According to a study, participants who had low contrast between their food and the plates they served themselves on, for example pasta with Alfredo sauce on a white plate or pasta with tomato sauce on a red plate, served themselves 30 percent, or 42 grams, more pasta than participants with high contrast between their food and the plate they served themselves on. Serve pasta with tomato sauce on a white plate or pasta with Alfredo sauce on a red plate if you want to trim calories. 




Size matters too. Plate sizes have increased by 22 percent since 1960 and so have waist sizes. Most weight loss experts recommend shrinking your plate in order to lose weight.
“There are plenty of studies that have shown that people who eat or are given smaller plates or smaller bowls simply eat less. However, the opposite is true when it comes to fork size,” said Integrative Medicine doctor Sheryl Spitzer- Resnick.

A Journal of Consumer Research study analyzed how fork size affected how much people eat. Plates of Italian food were weighed before and after participants ate. Participants were seated at tables with large forks or small forks. The large forks held 20 percent more food than an average-sized restaurant fork and the smaller forks held 20 percent less.
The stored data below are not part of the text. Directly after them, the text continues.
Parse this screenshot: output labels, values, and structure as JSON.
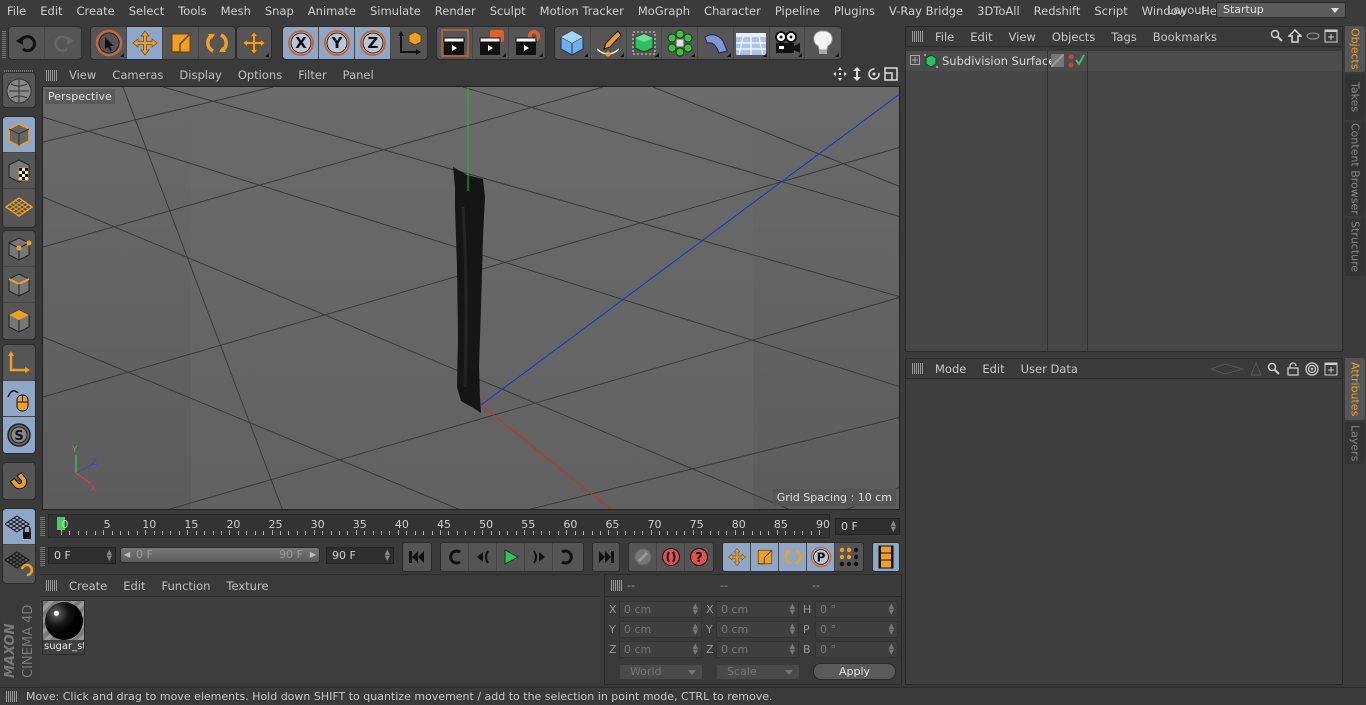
{
  "app": {
    "name": "CINEMA 4D",
    "vendor": "MAXON"
  },
  "menubar": {
    "items": [
      "File",
      "Edit",
      "Create",
      "Select",
      "Tools",
      "Mesh",
      "Snap",
      "Animate",
      "Simulate",
      "Render",
      "Sculpt",
      "Motion Tracker",
      "MoGraph",
      "Character",
      "Pipeline",
      "Plugins",
      "V-Ray Bridge",
      "3DToAll",
      "Redshift",
      "Script",
      "Window",
      "Help"
    ],
    "layout_label": "Layout:",
    "layout_value": "Startup"
  },
  "toolbar": {
    "groups": [
      {
        "name": "history",
        "buttons": [
          {
            "icon": "undo-icon",
            "active": false
          },
          {
            "icon": "redo-icon",
            "active": false
          }
        ]
      },
      {
        "name": "tools",
        "buttons": [
          {
            "icon": "live-selection-icon",
            "active": false
          },
          {
            "icon": "move-icon",
            "active": true
          },
          {
            "icon": "scale-icon",
            "active": false
          },
          {
            "icon": "rotate-icon",
            "active": false
          }
        ]
      },
      {
        "name": "recent",
        "buttons": [
          {
            "icon": "recent-tool-move-icon",
            "active": false
          }
        ]
      },
      {
        "name": "axis",
        "buttons": [
          {
            "icon": "x-axis-icon",
            "label": "X",
            "active": true
          },
          {
            "icon": "y-axis-icon",
            "label": "Y",
            "active": true
          },
          {
            "icon": "z-axis-icon",
            "label": "Z",
            "active": true
          },
          {
            "icon": "coordinate-system-icon",
            "active": false
          }
        ]
      },
      {
        "name": "render",
        "buttons": [
          {
            "icon": "render-view-icon",
            "active": false
          },
          {
            "icon": "render-picture-viewer-icon",
            "active": false
          },
          {
            "icon": "render-settings-icon",
            "active": false
          }
        ]
      },
      {
        "name": "create",
        "buttons": [
          {
            "icon": "cube-icon",
            "active": false
          },
          {
            "icon": "pen-spline-icon",
            "active": false
          },
          {
            "icon": "subdivision-surface-icon",
            "active": false
          },
          {
            "icon": "cloner-icon",
            "active": false
          },
          {
            "icon": "bend-deformer-icon",
            "active": false
          },
          {
            "icon": "floor-icon",
            "active": false
          },
          {
            "icon": "camera-icon",
            "active": false
          },
          {
            "icon": "light-icon",
            "active": false
          }
        ]
      }
    ]
  },
  "left_tools": [
    {
      "icon": "make-editable-icon",
      "active": false
    },
    {
      "icon": "model-mode-icon",
      "active": true
    },
    {
      "icon": "texture-mode-icon",
      "active": false
    },
    {
      "icon": "workplane-icon",
      "active": false
    },
    {
      "icon": "points-mode-icon",
      "active": false
    },
    {
      "icon": "edges-mode-icon",
      "active": false
    },
    {
      "icon": "polygons-mode-icon",
      "active": false
    },
    {
      "icon": "enable-axis-icon",
      "active": false
    },
    {
      "icon": "tweak-mode-icon",
      "active": true
    },
    {
      "icon": "solo-icon",
      "active": true
    },
    {
      "icon": "snap-icon",
      "active": false
    },
    {
      "icon": "workplane-lock-icon",
      "active": true
    },
    {
      "icon": "workplane-align-icon",
      "active": false
    }
  ],
  "viewport": {
    "menus": [
      "View",
      "Cameras",
      "Display",
      "Options",
      "Filter",
      "Panel"
    ],
    "camera_label": "Perspective",
    "grid_spacing": "Grid Spacing : 10 cm",
    "axis_labels": {
      "x": "X",
      "y": "Y",
      "z": "Z"
    },
    "colors": {
      "x_axis": "#c83c3c",
      "y_axis": "#3cb43c",
      "z_axis": "#3c3cc8"
    }
  },
  "timeline": {
    "ticks": [
      "0",
      "5",
      "10",
      "15",
      "20",
      "25",
      "30",
      "35",
      "40",
      "45",
      "50",
      "55",
      "60",
      "65",
      "70",
      "75",
      "80",
      "85",
      "90"
    ],
    "current_frame": "0 F",
    "start_frame": "0 F",
    "range_start": "0 F",
    "range_end": "90 F",
    "end_frame": "90 F",
    "min": 0,
    "max": 90,
    "playhead": 0
  },
  "transport": {
    "buttons": [
      "go-to-start-icon",
      "previous-key-icon",
      "play-backwards-icon",
      "play-forwards-icon",
      "next-frame-icon",
      "next-key-icon",
      "go-to-end-icon"
    ],
    "record": [
      "motion-path-icon",
      "record-active-objects-icon",
      "autokeying-icon"
    ],
    "key_types": [
      "key-position-icon",
      "key-scale-icon",
      "key-rotation-icon",
      "key-parameter-icon",
      "key-point-level-icon"
    ],
    "timeline_button": "timeline-icon"
  },
  "material_manager": {
    "menus": [
      "Create",
      "Edit",
      "Function",
      "Texture"
    ],
    "materials": [
      {
        "name": "sugar_st"
      }
    ]
  },
  "coordinates": {
    "headers": [
      "--",
      "--",
      "--"
    ],
    "rows": [
      {
        "pos_label": "X",
        "pos": "0 cm",
        "size_label": "X",
        "size": "0 cm",
        "rot_label": "H",
        "rot": "0 °"
      },
      {
        "pos_label": "Y",
        "pos": "0 cm",
        "size_label": "Y",
        "size": "0 cm",
        "rot_label": "P",
        "rot": "0 °"
      },
      {
        "pos_label": "Z",
        "pos": "0 cm",
        "size_label": "Z",
        "size": "0 cm",
        "rot_label": "B",
        "rot": "0 °"
      }
    ],
    "mode_dropdown": "World",
    "size_dropdown": "Scale",
    "apply_label": "Apply"
  },
  "object_manager": {
    "menus": [
      "File",
      "Edit",
      "View",
      "Objects",
      "Tags",
      "Bookmarks"
    ],
    "objects": [
      {
        "name": "Subdivision Surface",
        "expanded": false
      }
    ]
  },
  "attribute_manager": {
    "menus": [
      "Mode",
      "Edit",
      "User Data"
    ]
  },
  "right_tabs": {
    "top": [
      {
        "label": "Objects",
        "active": true
      },
      {
        "label": "Takes",
        "active": false
      },
      {
        "label": "Content Browser",
        "active": false
      },
      {
        "label": "Structure",
        "active": false
      }
    ],
    "bottom": [
      {
        "label": "Attributes",
        "active": true
      },
      {
        "label": "Layers",
        "active": false
      }
    ]
  },
  "status": {
    "text": "Move: Click and drag to move elements. Hold down SHIFT to quantize movement / add to the selection in point mode, CTRL to remove."
  }
}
When the study concluded, researchers saw that participants who ate with larger forks left almost 8-ounces of food compared to 4.5 ounces of food for those with smaller forks. Those with larger forks were satisfied quicker and ate less than those who ate with smaller forks.
According to the study, “If people have a well-defined hunger goal to satisfy and put forth effort to reach the goal, they consume more from a small fork rather than from a large fork. The bite size becomes the medium that helps them satisfy their goal and also influences quantity consumed. The small fork gives a feeling that they are not making much progress in satiating their hunger, which results in more consumption compared to when they have a larger fork.”

Sharon Harbison's miniature food creation smaller than a nickel






Cookbook author Barbara Stafford uses pint-size portions, such as small 4- or 5-inch skillets, to help people eat delicious food in smaller portions or for small-plate entertaining. Perhaps she should also add larger forks to eat with.
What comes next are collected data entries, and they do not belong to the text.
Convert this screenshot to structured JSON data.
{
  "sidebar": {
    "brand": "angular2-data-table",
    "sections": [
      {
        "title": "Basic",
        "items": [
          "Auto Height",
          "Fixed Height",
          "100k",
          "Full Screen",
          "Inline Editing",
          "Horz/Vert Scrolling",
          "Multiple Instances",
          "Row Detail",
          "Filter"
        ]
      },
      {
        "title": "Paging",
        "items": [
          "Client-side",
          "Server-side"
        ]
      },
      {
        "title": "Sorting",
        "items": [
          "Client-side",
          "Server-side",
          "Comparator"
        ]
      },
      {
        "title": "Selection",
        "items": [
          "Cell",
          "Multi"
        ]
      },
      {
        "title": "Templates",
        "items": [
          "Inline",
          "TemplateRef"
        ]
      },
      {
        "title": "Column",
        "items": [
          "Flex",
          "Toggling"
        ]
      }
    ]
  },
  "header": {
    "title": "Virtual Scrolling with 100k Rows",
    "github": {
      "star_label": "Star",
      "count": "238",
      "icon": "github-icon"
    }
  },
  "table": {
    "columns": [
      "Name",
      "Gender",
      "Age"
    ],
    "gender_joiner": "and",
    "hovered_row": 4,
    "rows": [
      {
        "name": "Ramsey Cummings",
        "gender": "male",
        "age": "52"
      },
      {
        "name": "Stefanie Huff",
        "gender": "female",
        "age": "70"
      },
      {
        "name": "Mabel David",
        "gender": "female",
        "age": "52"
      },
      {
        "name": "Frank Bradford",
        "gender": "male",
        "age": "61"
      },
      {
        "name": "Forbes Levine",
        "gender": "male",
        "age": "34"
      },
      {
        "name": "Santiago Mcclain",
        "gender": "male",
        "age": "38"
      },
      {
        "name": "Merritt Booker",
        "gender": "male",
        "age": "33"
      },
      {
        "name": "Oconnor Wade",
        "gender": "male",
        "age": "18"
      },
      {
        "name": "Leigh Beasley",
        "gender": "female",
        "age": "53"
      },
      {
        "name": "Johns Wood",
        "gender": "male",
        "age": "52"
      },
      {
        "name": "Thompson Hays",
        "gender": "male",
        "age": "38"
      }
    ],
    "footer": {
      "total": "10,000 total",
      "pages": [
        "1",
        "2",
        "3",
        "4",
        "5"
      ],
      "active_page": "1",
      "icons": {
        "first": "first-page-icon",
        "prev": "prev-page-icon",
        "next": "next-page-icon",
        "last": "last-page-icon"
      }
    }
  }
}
Wednesday, January 11, 2017

Are Purple and Violet the Same Color?

Violet is just another word for purple, right? Not quite. The colors may look the same, but in terms of physics, they're totally different. Our eyes have three types of color-sensitive cells, or cones, each specialized to one color: red, green, and blue. These colors lie in order on the visible light spectrum. Despite their specialization, the cones generally combine their forces and activate in the presence of more than one color. Green and orange, for example, both activate the red and green cones, but in different ratios. Violet activates the blue cones in abundance and the red cones a little less. Of course, not all colors are in the light spectrum as we know it: brown, for instance, is not a spectral color, but a combination of many different colors on the spectrum. When you see brown, you're seeing a mixture of light wavelengths that activate different cones in varying ratios to produce a color your brain finally interprets as brown. This is how we see purple: it's a combination of the spectral colors blue and red. Rather than activating blue and red cones in a given ratio, purple combines the cone ratio for blue with the cone ratio for red to come up with an entirely new color.

09:39


Wednesday, January 4, 2017

Organize Pantry with Color-Coded System

 Heloise, the queen of hints, recommends using a color-coded system to organize our pantries in this New Year. This is a new concept for me.

 First, get rid of items which have expired, check all the way in the back of shelves where we are prone to push seldom or never used items. She writes:

"Put GREEN veggies such as beans, peas, spinach and pickles together.
 Then gather RED canned items, like tomatoes, sauces, salsas, ketchup and kidney beans.
Shades of YELLOW could include pineapple, pears, applesauce and corn products.
WHITE items would include mayonnaise jars, sauerkraut and potatoes."

I like beets, so I could combine them with other PURPLE items like plums, raspberry pie filling, kalama olives, etc.

This color grouping might encourage children to find ingredients for dishes the parents or grandparents prepare. For spicy beans, for example, it would be fun to combine all the RED items plus ground meat and a chopped onion of one's choice for a zippy chili for the cold days and evenings.

Youngsters might enjoy organizing canned goods by color also if they help clean and sort out the pantry if you make it a game. Good luck on color-coding your pantry!